Где-то недалеко, быть может в больничной палате или в коридоре, всеобщую дремоту разорвали автоматные очереди. Шлюм уже давно ослушался свою мать. Он спрыгнул на набережную. С тех пор не произошло ничего особенного. Выстрелы из автоматического оружия и прежде нарушали ночной покой, но не с такой отчетливостью.

– Сколько сейчас времени? – спросил кто-то.

– Подождите, – встрепенулся отец Мотыля Головко.

Отец Мотыля Головко выставил свою ущербную руку. Принялся изучать циферблат часов. Из мужчин на барже нашли убежище только старый Барток да он. Он появился, когда уже стемнело, убежденный, что отыщет здесь свою жену и сына, и, не обнаружив их среди нас, остался на борту, ибо не знал, что делать. До сих пор он не произнес ни слова, сгрудил где-то в стороне свое немощное тело, изо всех сил стараясь, чтобы о нем забыли. Но теперь, поскольку у него были часы со светящимся циферблатом, ему наконец представилась возможность принести какую-то пользу. Часы были старые, с годами волшебное свечение стрелок заметно потускнело. Отец Мотыля Головко пошевелил рукой, чтобы разобраться с едва заметными зеленоватыми следами на циферблате. Те, кто не спал, повернулись в его сторону. Подождали минуту и, не получив ответа, вновь погрузились в свои тревоги.

Спустя заметное время прошел слух, что уже час. Исходил он не от отца Мотыля Головко. Тот, в надежде воспользоваться шальным отражением пламени, чтобы разобрать, что показывают часы, пробрался поближе к трапу и продолжал разглядывать запястье, поднеся его к самым глазам, но не осмеливаясь огласить результат. Слух окреп, и кое-кто, в том числе и Габриэла Бруна, начал обсуждать вопрос, который показался мне еще более мрачным, нежели отголоски ружейной пальбы: ну хорошо, пусть час, но дня или ночи? На барже люди и в самом деле начинали верить, что дневной свет навсегда исчез с лица земли, и их убеждение было заразительным. Перешептывания все усиливались, достигнув было масштаба беседы, затем нерешительно смолкли.

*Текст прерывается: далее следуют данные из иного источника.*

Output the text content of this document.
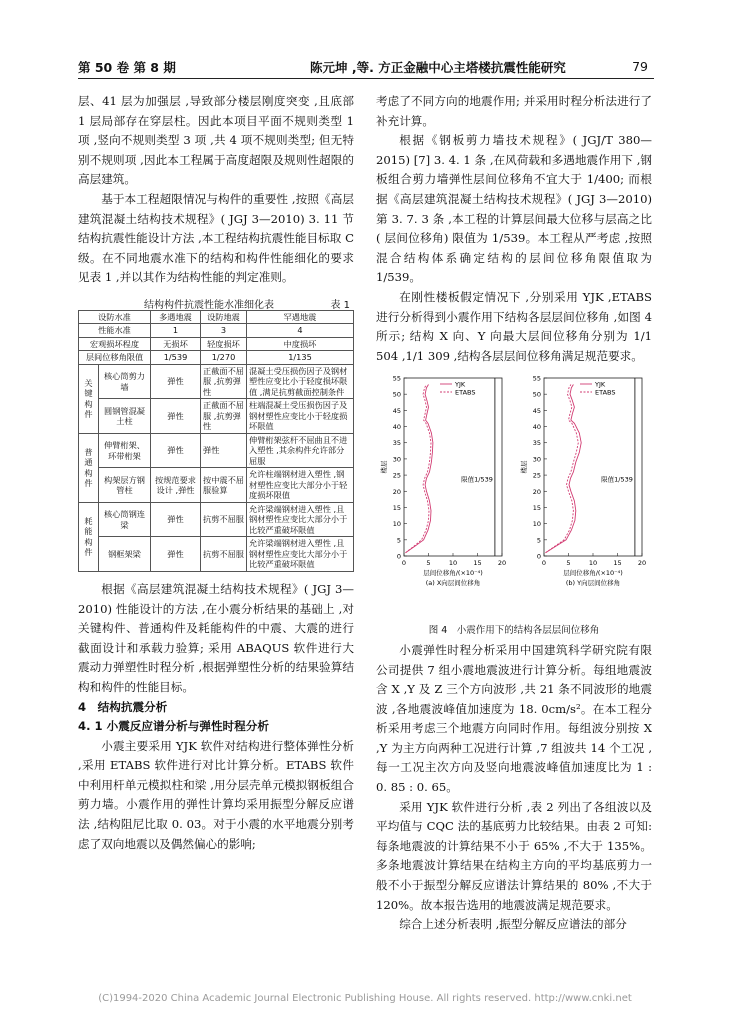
第 50 卷 第 8 期	陈元坤 ,等. 方正金融中心主塔楼抗震性能研究	79

层、41 层为加强层 ,导致部分楼层刚度突变 ,且底部 1 层局部存在穿层柱。因此本项目平面不规则类型 1 项 ,竖向不规则类型 3 项 ,共 4 项不规则类型; 但无特别不规则项 ,因此本工程属于高度超限及规则性超限的高层建筑。

基于本工程超限情况与构件的重要性 ,按照《高层建筑混凝土结构技术规程》( JGJ 3—2010) 3. 11 节结构抗震性能设计方法 ,本工程结构抗震性能目标取 C 级。在不同地震水准下的结构和构件性能细化的要求见表 1 ,并以其作为结构性能的判定准则。

结构构件抗震性能水准细化表	表 1
设防水准		多遇地震	设防地震	罕遇地震
性能水准		1	3	4
宏观损坏程度		无损坏	轻度损坏	中度损坏
层间位移角限值		1/539	1/270	1/135
关键构件	核心筒剪力墙	弹性	正截面不屈服 ,抗剪弹性	混凝土受压损伤因子及钢材塑性应变比小于轻度损坏限值 ,满足抗剪截面控制条件
	圆钢管混凝土柱	弹性	正截面不屈服 ,抗剪弹性	柱端混凝土受压损伤因子及钢材塑性应变比小于轻度损坏限值
普通构件	伸臂桁架、环带桁架	弹性	弹性	伸臂桁架弦杆不屈曲且不进入塑性 ,其余构件允许部分屈服
	构架层方钢管柱	按规范要求设计 ,弹性	按中震不屈服验算	允许柱端钢材进入塑性 ,钢材塑性应变比大部分小于轻度损坏限值
耗能构件	核心筒钢连梁	弹性	抗剪不屈服	允许梁端钢材进入塑性 ,且钢材塑性应变比大部分小于比较严重破坏限值
	钢框架梁	弹性	抗剪不屈服	允许梁端钢材进入塑性 ,且钢材塑性应变比大部分小于比较严重破坏限值

根据《高层建筑混凝土结构技术规程》( JGJ 3—2010) 性能设计的方法 ,在小震分析结果的基础上 ,对关键构件、普通构件及耗能构件的中震、大震的进行截面设计和承载力验算; 采用 ABAQUS 软件进行大震动力弹塑性时程分析 ,根据弹塑性分析的结果验算结构和构件的性能目标。

4　结构抗震分析

4. 1 小震反应谱分析与弹性时程分析

小震主要采用 YJK 软件对结构进行整体弹性分析 ,采用 ETABS 软件进行对比计算分析。ETABS 软件中利用杆单元模拟柱和梁 ,用分层壳单元模拟钢板组合剪力墙。小震作用的弹性计算均采用振型分解反应谱法 ,结构阻尼比取 0. 03。对于小震的水平地震分别考虑了双向地震以及偶然偏心的影响;

考虑了不同方向的地震作用; 并采用时程分析法进行了补充计算。

根据《钢板剪力墙技术规程》( JGJ/T 380—2015) [7] 3. 4. 1 条 ,在风荷载和多遇地震作用下 ,钢板组合剪力墙弹性层间位移角不宜大于 1/400; 而根据《高层建筑混凝土结构技术规程》( JGJ 3—2010) 第 3. 7. 3 条 ,本工程的计算层间最大位移与层高之比( 层间位移角) 限值为 1/539。本工程从严考虑 ,按照混合结构体系确定结构的层间位移角限值取为 1/539。

在刚性楼板假定情况下 ,分别采用 YJK ,ETABS 进行分析得到小震作用下结构各层层间位移角 ,如图 4 所示; 结构 X 向、Y 向最大层间位移角分别为 1/1 504 ,1/1 309 ,结构各层层间位移角满足规范要求。

0
5
10
15
20
25
30
35
40
45
50
55
0	5	10 15 20
楼层
层间位移角/(×10⁻⁴)
(a) X向层间位移角
限值1/539
YJK
ETABS
0
5
10
15
20
25
30
35
40
45
50
55
0	5	10 15 20
楼层
层间位移角/(×10⁻⁴)
(b) Y向层间位移角
限值1/539
YJK
ETABS

图 4　小震作用下的结构各层层间位移角

小震弹性时程分析采用中国建筑科学研究院有限公司提供 7 组小震地震波进行计算分析。每组地震波含 X ,Y 及 Z 三个方向波形 ,共 21 条不同波形的地震波 ,各地震波峰值加速度为 18. 0cm/s²。在本工程分析采用考虑三个地震方向同时作用。每组波分别按 X ,Y 为主方向两种工况进行计算 ,7 组波共 14 个工况 ,每一工况主次方向及竖向地震波峰值加速度比为 1 : 0. 85 : 0. 65。

采用 YJK 软件进行分析 ,表 2 列出了各组波以及平均值与 CQC 法的基底剪力比较结果。由表 2 可知: 每条地震波的计算结果不小于 65% ,不大于 135%。多条地震波计算结果在结构主方向的平均基底剪力一般不小于振型分解反应谱法计算结果的 80% ,不大于 120%。故本报告选用的地震波满足规范要求。

综合上述分析表明 ,振型分解反应谱法的部分

(C)1994-2020 China Academic Journal Electronic Publishing House. All rights reserved. http://www.cnki.net
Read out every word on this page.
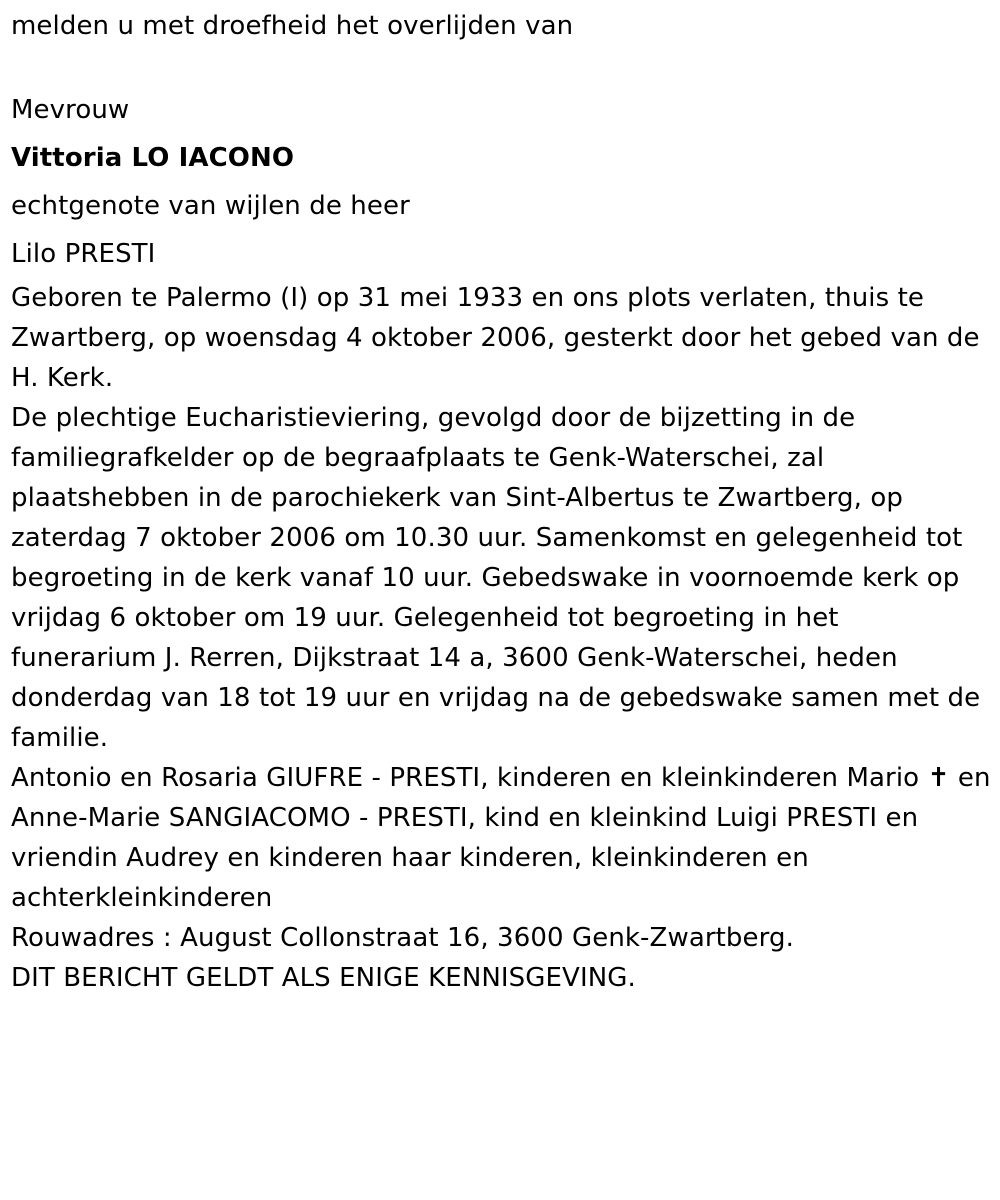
melden u met droefheid het overlijden van

Mevrouw

Vittoria LO IACONO

echtgenote van wijlen de heer

Lilo PRESTI

Geboren te Palermo (I) op 31 mei 1933 en ons plots verlaten, thuis te Zwartberg, op woensdag 4 oktober 2006, gesterkt door het gebed van de H. Kerk.

De plechtige Eucharistieviering, gevolgd door de bijzetting in de familiegrafkelder op de begraafplaats te Genk-Waterschei, zal plaatshebben in de parochiekerk van Sint-Albertus te Zwartberg, op zaterdag 7 oktober 2006 om 10.30 uur. Samenkomst en gelegenheid tot begroeting in de kerk vanaf 10 uur. Gebedswake in voornoemde kerk op vrijdag 6 oktober om 19 uur. Gelegenheid tot begroeting in het funerarium J. Rerren, Dijkstraat 14 a, 3600 Genk-Waterschei, heden donderdag van 18 tot 19 uur en vrijdag na de gebedswake samen met de familie.

Antonio en Rosaria GIUFRE - PRESTI, kinderen en kleinkinderen Mario ✝ en Anne-Marie SANGIACOMO - PRESTI, kind en kleinkind Luigi PRESTI en vriendin Audrey en kinderen haar kinderen, kleinkinderen en achterkleinkinderen

Rouwadres : August Collonstraat 16, 3600 Genk-Zwartberg.

DIT BERICHT GELDT ALS ENIGE KENNISGEVING.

И тогда убогий отец Мотыля Головко нарушил заново установившуюся тишину и провозгласил приглушенным голосом:

– Один час, без двадцати трех.

От этого объявления у нас – у Элианы Шюст, Йойши, Смоки и меня – перехватило дыхание. Защищаясь от ночной сырости, мы сбились в одну тесную массу. Мне казалось, что мой младший брат и Элиана Шюст спят, даже не просто спят, а провалились в глубокий сон, но на деле оказалось, что ничуть не бывало. Они бодрствовали. Они слушали, что говорят взрослые, и, когда взрослые представляли себе что-то ужасное, они задыхались.

Элиана Шюст вцепилась в меня. Я чувствовал, как ее крохотные пальцы шарят у меня по бедру, по спине. Она судорожно цеплялась за меня, прильнула, чтобы сказать что-то на ухо. Теплое дыхание гладило мне волосы, шею. Голос казался едва различимой струйкой.

– Что там с часом? – прошептала она мне в затылок. – Без двадцати трех минут или двадцати трех часов?